Я твердолобая либералка, и пока не приняла позицию бастующих полицейских на сто процентов, являлась горячей сторонницей профсоюзов.

Хоть никаких линий фактически не было расчерчено, мне казалось, что некую черту мы все-таки пересекли. И я уверена, что Стоттлмайер и Дишер, да и любой другой человек в синей форме чувствовал бы себя аналогично.

А еще я знала, что у Монка есть всего две цели в жизни: вернуть назад свой значок и раскрыть убийство жены. Долгое время обе цели казались недосягаемыми. А теперь мэр предлагал осуществить одну из них. Я знала, как важен для Монка этот значок. Это его признание себе и миру, что его жизнь вошла в прежнюю колею после долгих лет одинокой борьбы.

Босс прав: как он мог отказаться? И кто я такая, чтоб возмущаться, что он ухватился за эту возможность?

Никто.

Я — его сотрудница. Моя работа заключается в его полной поддержке. Больше это делать некому; будьте уверены.

Я попыталась задвинуть гнев и разочарование подальше и сосредоточиться на том, за что мне платили, а именно упрощением жизни Монка.

Я нашла скамейку на площади и уселась на нее, намереваясь пролистать папки с досье.

Монк молча стоял в сторонке и любовался отражением света в его значке. Думаю, он пытался убедить себя в реальности происходящего.

Я открыла первое личное дело.

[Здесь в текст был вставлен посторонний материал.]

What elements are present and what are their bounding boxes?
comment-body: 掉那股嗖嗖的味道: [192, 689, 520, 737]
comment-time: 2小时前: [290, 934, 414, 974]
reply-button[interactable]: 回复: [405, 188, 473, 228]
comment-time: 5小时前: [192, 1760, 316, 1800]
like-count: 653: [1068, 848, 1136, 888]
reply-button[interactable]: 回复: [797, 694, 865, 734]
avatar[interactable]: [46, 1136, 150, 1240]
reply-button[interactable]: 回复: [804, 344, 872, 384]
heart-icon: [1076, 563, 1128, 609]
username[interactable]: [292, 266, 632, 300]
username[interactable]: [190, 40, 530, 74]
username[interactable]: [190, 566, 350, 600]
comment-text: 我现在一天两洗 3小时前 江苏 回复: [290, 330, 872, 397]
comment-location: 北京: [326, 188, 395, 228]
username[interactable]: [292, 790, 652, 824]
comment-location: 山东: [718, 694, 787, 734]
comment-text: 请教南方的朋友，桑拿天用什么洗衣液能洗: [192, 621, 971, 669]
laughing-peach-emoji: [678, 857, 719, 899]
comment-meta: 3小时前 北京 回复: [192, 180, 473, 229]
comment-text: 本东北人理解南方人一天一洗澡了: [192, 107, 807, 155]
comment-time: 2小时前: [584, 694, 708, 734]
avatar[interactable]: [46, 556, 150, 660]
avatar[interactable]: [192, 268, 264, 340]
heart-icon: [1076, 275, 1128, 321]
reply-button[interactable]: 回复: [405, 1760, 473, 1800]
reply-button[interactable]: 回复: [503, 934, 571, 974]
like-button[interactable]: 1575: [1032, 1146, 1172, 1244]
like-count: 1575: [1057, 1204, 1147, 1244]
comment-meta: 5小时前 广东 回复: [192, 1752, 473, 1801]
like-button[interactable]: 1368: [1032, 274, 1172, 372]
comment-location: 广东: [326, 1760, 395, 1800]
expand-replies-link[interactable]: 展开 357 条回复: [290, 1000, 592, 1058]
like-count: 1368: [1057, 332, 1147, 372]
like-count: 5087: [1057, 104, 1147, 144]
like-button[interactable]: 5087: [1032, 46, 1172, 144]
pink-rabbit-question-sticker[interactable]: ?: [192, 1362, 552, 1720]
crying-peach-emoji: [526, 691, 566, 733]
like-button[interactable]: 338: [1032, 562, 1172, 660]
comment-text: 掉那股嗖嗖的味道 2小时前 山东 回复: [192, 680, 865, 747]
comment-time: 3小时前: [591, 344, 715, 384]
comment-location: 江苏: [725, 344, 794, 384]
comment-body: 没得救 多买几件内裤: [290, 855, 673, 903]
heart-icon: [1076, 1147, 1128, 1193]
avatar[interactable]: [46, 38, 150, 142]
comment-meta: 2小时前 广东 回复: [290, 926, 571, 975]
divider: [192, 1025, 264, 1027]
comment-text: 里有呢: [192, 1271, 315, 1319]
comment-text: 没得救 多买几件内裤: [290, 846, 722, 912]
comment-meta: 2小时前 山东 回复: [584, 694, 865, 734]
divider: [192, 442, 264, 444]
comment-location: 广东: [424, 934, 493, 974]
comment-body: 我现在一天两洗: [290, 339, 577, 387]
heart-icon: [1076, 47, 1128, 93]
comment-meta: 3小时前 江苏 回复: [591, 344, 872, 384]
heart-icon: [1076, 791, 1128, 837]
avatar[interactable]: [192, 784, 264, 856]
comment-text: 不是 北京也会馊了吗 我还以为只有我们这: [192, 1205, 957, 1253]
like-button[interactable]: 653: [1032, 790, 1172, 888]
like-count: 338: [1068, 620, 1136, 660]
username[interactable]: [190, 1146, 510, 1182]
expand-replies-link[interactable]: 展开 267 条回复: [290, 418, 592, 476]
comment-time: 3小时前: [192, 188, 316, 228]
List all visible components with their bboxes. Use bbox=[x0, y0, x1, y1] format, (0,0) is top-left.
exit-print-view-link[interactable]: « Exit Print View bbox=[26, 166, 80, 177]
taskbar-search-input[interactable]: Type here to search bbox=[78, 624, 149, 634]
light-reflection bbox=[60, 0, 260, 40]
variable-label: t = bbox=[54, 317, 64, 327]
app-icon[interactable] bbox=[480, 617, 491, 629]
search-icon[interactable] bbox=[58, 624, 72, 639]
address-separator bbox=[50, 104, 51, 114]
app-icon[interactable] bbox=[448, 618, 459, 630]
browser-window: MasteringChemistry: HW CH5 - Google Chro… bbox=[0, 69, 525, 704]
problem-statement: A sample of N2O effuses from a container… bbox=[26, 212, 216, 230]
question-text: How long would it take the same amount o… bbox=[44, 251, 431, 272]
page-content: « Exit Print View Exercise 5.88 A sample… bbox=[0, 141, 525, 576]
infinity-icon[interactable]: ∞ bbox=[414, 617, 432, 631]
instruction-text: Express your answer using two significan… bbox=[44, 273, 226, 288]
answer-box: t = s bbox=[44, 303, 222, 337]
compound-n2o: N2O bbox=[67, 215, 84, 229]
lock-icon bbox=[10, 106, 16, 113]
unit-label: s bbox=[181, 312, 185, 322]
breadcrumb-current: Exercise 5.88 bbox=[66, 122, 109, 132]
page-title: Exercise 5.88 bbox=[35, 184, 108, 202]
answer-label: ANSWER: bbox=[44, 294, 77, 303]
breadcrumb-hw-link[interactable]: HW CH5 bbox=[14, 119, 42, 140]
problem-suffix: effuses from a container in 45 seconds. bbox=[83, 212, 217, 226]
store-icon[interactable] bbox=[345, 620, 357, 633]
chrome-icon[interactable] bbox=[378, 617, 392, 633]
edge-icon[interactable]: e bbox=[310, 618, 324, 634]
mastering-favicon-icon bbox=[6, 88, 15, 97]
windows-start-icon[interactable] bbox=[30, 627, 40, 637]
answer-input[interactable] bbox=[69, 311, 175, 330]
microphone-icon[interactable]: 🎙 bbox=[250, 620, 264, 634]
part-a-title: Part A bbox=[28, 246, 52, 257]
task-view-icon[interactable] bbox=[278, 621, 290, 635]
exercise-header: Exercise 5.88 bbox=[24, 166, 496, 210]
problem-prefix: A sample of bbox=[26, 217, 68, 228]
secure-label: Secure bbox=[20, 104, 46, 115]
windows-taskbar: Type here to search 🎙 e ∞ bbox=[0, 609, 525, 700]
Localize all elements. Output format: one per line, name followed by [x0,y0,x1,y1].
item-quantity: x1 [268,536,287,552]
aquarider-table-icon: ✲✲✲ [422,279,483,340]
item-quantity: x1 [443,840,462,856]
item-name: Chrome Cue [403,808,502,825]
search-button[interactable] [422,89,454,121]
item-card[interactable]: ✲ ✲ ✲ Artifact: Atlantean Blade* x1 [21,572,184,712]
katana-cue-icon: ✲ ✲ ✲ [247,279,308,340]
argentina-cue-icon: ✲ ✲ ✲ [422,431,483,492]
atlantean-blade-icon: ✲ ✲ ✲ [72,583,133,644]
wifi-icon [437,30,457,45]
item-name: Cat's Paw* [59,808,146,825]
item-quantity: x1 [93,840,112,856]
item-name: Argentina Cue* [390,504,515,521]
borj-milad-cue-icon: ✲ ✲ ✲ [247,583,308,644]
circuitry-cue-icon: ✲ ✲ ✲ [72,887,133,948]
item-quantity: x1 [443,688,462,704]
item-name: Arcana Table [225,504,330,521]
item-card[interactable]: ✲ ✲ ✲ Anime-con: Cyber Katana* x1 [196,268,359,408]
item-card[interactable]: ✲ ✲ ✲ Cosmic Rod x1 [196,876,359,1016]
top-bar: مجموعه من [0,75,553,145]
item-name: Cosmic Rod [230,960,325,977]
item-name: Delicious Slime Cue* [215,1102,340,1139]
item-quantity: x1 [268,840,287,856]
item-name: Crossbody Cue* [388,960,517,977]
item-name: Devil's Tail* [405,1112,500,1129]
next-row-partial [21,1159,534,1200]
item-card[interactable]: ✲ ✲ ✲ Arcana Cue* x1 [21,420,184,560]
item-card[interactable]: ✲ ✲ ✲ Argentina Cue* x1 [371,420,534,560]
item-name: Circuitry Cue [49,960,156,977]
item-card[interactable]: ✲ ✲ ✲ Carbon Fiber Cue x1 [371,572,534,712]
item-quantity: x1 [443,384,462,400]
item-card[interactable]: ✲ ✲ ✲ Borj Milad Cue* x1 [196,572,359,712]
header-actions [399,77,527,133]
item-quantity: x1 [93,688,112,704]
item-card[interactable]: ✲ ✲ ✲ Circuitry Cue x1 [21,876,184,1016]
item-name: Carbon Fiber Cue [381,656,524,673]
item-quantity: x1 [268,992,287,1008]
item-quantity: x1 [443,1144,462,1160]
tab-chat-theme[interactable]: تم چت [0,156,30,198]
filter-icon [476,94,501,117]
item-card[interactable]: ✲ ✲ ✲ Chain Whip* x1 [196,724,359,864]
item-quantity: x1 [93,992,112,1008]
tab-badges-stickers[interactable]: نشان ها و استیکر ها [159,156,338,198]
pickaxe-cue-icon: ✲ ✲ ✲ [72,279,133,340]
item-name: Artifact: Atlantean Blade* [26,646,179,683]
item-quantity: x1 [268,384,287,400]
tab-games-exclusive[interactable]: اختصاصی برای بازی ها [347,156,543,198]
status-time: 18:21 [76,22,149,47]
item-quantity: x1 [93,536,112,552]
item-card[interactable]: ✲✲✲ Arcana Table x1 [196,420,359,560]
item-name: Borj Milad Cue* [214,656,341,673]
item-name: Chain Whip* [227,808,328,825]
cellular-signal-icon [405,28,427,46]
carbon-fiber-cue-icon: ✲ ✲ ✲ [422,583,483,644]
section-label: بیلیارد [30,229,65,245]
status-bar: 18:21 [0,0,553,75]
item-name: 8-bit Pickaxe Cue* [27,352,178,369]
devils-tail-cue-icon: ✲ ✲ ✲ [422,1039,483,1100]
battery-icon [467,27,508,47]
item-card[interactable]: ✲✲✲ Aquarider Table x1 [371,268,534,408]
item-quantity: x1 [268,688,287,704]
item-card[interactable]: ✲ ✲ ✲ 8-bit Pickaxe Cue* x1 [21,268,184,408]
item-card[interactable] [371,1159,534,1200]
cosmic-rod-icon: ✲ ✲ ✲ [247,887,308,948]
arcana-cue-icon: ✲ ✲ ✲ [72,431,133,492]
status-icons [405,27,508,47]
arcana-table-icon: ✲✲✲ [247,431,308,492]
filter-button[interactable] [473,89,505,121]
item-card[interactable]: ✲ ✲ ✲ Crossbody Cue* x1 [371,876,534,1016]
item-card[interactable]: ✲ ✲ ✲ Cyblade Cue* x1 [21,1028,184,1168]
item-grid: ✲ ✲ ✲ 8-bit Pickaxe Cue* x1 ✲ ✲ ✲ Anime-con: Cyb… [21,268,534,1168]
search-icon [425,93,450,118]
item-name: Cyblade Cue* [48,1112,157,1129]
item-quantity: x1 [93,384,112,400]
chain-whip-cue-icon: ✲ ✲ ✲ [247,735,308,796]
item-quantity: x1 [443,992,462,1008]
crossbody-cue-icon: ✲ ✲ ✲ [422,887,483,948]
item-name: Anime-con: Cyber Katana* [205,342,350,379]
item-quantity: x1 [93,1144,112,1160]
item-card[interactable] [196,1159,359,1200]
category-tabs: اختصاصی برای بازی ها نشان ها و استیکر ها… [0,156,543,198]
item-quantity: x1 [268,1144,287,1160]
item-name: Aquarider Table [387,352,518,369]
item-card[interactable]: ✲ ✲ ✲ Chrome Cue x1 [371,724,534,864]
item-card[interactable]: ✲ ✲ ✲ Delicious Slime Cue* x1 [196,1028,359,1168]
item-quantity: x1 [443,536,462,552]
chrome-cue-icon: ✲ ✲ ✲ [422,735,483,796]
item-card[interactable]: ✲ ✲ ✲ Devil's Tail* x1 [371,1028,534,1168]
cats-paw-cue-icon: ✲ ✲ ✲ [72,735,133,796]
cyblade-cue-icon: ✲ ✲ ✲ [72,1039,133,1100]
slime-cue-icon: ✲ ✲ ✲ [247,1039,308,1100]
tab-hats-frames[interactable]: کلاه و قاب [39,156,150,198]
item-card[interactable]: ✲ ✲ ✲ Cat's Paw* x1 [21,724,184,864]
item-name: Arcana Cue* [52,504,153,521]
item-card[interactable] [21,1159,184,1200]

Суровое, мрачное лицо Джека Уайатта со стиснутыми зубами уставилось на меня жестокими глазами. Словно в момент фотосъемки ему делали колоноскопию.

Уайатт был детективом-ветераном сорока с небольшим лет с удивительной раскрываемостью и огромным количеством трупов за спиной. За свои жестокие, нетрадиционные методы сыска он получил прозвище «Бешеный Джек» на улицах и в управлении. Согласно досье, однажды, преследуя парня, подозреваемого в серии убийств, он бросил в салон его машины ручную гранату. (Объяснения, зачем Джек таскал с собой повсюду взрывчатку, мне найти не удалось).

Ситуация продолжалась до тех пор, пока город не проиграл несколько исков, поданных из-за агрессивного поведения Уайатта и полного игнорирования гражданских прав; после чего его наконец вытурили. Он лишился значка три года назад и с тех пор работал, что называется, «специалистом по безопасности» в разных горячих точках, вроде Ирака и Афганистана.

Такой вот очаровашка.

В личном деле Синтии Чоу вообще не оказалось фотографии, а информации было крайне мало. Кто-то поработал штрихом, замазывая имена, даты, места и данные, поскольку все ее дела были засекречены. Большую часть своей карьеры Чоу проработала под прикрытием, вынужденная вести двойную жизнь, где любая ошибка или просчет может привести к смерти.